No Brasil de 2016, a verdade incômoda, que muitos gostariam que esquecêssemos, é que a miséria campeia. Além do autoritarismo e da violência que definem o país há décadas, converge-se neste momento, no absurdo da razão brasileira, para o ápice da supercrise política, criminal e econômica, que acomete o Brasil desde, ao menos, o início de 2015. Esse avançar aparentemente inexorável da crise rumo ao topo de si mesma ainda pode encontrar pelo caminho as ruas, ponto no qual os quatro pilares do desassossego brasileiro – político, econômico, criminal e social – esbarrariam perigosamente, com consequências sombrias para o país.

Enquanto esse momento não chega, se é que chegará, o transcorrer dos dias e dos duros fatos da crise acostuma-nos com o que não é normal, mas assim começa a nos parecer. Não é normal que o líder do governo no Senado esteja preso, assim como os principais chefes do partido que comanda o país. Não é normal que deputados, senadores e ministros sejam acusados de corrupção e continuem tranquilamente em seus cargos. Não é normal que a inflação bata recorde, os empregos sumam e a renda despenque. Não é normal que os políticos não consigam resolver politicamente, sem a supervisão da Suprema Corte, os problemas políticos que eles mesmos criaram. Muita coisa é normal; essas não são. Essas são absurdas.

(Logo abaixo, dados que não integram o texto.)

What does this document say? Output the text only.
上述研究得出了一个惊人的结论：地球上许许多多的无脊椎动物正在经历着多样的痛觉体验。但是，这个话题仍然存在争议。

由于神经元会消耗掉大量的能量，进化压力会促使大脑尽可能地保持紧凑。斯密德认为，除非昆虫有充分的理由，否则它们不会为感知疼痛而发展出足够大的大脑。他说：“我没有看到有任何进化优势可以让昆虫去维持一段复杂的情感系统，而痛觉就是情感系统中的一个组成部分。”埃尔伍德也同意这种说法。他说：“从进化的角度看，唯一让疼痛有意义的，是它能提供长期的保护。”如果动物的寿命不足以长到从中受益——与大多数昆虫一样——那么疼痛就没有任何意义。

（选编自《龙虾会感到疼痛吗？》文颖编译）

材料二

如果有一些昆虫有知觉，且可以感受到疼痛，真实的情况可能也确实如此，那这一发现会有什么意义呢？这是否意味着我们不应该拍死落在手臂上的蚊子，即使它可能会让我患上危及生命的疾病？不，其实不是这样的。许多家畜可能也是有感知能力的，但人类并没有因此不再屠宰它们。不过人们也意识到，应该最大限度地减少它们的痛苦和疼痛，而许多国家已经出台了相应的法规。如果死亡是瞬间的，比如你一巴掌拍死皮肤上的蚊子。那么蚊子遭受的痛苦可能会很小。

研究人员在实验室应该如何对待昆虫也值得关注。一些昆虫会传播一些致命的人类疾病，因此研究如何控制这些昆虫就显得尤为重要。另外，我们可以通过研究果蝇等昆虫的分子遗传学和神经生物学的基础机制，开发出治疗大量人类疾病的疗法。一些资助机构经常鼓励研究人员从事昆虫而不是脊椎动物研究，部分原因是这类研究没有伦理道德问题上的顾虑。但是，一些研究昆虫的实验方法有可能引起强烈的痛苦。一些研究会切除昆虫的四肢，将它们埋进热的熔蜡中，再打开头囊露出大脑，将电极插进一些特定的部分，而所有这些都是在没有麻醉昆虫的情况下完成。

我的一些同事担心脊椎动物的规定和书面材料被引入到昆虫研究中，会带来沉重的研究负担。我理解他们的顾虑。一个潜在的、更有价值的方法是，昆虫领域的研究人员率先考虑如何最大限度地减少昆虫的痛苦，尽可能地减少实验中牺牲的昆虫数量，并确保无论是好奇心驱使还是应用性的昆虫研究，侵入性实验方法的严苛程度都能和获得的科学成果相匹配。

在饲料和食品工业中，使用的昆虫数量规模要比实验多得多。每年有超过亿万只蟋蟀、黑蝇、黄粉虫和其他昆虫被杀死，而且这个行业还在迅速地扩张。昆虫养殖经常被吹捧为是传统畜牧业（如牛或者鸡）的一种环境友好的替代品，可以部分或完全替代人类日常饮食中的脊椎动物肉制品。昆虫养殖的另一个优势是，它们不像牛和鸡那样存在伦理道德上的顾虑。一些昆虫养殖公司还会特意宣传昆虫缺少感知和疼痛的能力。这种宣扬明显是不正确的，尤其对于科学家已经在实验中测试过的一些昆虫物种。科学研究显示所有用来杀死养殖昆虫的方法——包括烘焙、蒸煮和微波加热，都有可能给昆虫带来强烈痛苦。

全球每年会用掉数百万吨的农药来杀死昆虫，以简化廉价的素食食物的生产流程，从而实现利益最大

E o que fazer diante do absurdo político? Para Camus, é preciso se revoltar. Essa revolta não significa pegar em armas – pelo contrário. Nem, necessariamente, ir às ruas. Significa, primeiro, “recusar-se a mentir sobre o que se sabe”, o que é mais difícil do que dizer a verdade. É um ato de rebeldia lúcida e sensata, que suprime o ceticismo confortável e o cinismo estúpido . Significa assumir o dever da indignação íntima com o que não pode, jamais, ser considerado normal. Significa aceitar, como Sísifo, rolar a pedra montanha acima, quantas vezes forem necessárias, mesmo que o normal permaneça no topo.